Salmos 68

19 Subiste a las alturas, tomaste cautivos, y recibiste hombres en tributo. Hasta los rebeldes se quedarán a tu lado.

20 ¡Bendito sea el Señor día tras día! El Dios que salva se encarga de nosotros.

21 Se hizo para nosotros un Dios que libera, con Yahvé, el Señor, escapamos a la muerte.

22 Dios aplasta la cabeza de sus enemigos, el cráneo de los habituados al crimen.

23 El Señor lo dijo: «Los traeré de Basán y de las profundidades del mar,

24 para que hundas los pies en su sangre y hasta la lengua de tus perros reciba su parte de los enemigos.»

25 He visto, oh Dios, tus procesiones, las procesiones de mi Dios, de mi rey, en el santuario.

26 Los cantores van delante, los músicos detrás, en medio van las niñas tocando tamboriles.

27 ¡Bendigan a Dios con coros, bendigan al Señor en las fiestas de Israel!

28 Benjamín, el menor, abre el cortejo, los príncipes de Judá con ropas bordadas, los príncipes de Zabulón, los de Neftalí.

29 Oh Dios, habla con fuerza, con la fuerza que manifestaste con nosotros.

30 Desde tu templo que domina Jerusalén, donde los reyes te aportan sus ofrendas,

31 amenaza al monstruo de los cañaverales, al tropel de toros, a los dueños de los pueblos para que se sometan y te ofrezcan oro y plata.
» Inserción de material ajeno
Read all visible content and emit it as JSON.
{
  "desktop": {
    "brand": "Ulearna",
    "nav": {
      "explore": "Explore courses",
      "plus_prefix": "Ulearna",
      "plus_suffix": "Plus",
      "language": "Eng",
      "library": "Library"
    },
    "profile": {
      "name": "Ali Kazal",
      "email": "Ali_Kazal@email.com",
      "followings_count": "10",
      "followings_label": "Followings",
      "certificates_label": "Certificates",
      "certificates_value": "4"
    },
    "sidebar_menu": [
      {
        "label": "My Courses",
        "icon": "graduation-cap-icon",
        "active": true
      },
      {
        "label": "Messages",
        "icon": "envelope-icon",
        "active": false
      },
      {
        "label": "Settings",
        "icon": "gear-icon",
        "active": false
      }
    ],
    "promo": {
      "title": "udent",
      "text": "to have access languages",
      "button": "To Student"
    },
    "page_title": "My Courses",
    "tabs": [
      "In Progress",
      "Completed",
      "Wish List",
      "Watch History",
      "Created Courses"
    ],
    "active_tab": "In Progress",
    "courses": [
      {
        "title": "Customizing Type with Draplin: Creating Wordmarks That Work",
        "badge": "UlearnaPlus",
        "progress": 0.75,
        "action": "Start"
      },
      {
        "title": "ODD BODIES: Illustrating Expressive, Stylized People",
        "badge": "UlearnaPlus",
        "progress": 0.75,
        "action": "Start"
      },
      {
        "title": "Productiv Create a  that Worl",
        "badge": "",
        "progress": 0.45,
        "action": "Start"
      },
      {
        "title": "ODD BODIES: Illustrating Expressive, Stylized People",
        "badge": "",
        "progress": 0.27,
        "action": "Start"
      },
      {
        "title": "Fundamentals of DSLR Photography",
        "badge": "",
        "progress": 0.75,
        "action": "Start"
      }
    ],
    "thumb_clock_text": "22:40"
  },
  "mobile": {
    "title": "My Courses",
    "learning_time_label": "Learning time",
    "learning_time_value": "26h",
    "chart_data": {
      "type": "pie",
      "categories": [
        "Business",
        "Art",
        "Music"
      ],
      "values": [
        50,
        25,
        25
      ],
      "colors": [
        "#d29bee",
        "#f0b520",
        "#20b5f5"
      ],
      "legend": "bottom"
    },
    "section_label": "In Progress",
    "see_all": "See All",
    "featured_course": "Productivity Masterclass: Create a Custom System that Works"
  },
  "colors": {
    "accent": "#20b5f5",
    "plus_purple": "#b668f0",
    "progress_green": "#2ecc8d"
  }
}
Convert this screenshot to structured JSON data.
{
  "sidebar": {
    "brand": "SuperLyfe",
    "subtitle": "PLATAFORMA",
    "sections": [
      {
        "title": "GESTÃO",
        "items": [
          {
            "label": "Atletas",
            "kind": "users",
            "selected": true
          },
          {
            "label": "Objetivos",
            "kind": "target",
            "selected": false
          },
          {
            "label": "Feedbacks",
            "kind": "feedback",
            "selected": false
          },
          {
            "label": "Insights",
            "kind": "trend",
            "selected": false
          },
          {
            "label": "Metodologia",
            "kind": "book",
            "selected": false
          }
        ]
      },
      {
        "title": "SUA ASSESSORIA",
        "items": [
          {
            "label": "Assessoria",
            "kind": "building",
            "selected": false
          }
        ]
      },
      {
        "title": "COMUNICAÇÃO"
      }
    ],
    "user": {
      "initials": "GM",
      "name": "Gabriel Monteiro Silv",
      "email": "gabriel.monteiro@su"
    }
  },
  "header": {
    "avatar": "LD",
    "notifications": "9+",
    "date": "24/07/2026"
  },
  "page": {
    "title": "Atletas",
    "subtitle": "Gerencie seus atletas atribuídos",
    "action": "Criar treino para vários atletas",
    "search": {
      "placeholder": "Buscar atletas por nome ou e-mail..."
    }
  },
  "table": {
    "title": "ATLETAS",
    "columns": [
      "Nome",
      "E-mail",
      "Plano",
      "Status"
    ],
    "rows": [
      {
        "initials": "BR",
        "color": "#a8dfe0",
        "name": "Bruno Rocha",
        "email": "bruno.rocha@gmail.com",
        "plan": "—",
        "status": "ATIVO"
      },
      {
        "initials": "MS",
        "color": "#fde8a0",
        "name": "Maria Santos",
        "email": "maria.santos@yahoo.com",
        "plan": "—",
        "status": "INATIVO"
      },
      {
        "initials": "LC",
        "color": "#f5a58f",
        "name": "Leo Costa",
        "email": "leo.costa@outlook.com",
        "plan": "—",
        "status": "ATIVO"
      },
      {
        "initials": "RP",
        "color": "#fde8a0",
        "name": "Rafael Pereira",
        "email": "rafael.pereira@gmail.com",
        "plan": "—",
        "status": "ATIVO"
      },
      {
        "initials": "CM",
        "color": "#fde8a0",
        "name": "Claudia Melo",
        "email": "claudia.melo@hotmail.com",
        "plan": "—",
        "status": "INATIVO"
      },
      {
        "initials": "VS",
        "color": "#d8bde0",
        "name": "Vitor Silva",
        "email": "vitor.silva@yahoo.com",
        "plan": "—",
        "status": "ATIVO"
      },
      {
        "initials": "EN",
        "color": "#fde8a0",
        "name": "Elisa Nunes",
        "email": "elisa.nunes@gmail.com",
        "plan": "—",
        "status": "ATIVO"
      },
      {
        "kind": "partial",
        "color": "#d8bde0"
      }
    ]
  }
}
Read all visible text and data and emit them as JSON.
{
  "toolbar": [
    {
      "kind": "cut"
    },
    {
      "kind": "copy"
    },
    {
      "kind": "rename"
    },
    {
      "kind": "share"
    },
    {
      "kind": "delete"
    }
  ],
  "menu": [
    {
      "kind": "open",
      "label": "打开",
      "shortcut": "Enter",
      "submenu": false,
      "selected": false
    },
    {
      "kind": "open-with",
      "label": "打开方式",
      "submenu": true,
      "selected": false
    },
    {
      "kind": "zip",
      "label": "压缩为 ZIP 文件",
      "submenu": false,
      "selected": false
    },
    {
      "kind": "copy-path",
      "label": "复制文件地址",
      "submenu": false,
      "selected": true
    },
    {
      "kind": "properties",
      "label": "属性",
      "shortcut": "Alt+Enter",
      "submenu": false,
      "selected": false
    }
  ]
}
Dispersa a los pueblos que aman la guerra.

32 Desde Egipto vendrán los más ricos, Etiopía tenderá a Dios sus manos.

33 Reinos de la tierra, canten a Dios, toquen para el Señor,

34 que cabalga por los cielos seculares. ¡Oigan su voz, su voz que es poderosa!

35 Reconozcan el poder de Dios, él es grande en Israel, y en lo alto, poderoso.

36 Dios es terrible desde su santuario, él, el Dios de Israel, él da a su pueblo fuerza y poder.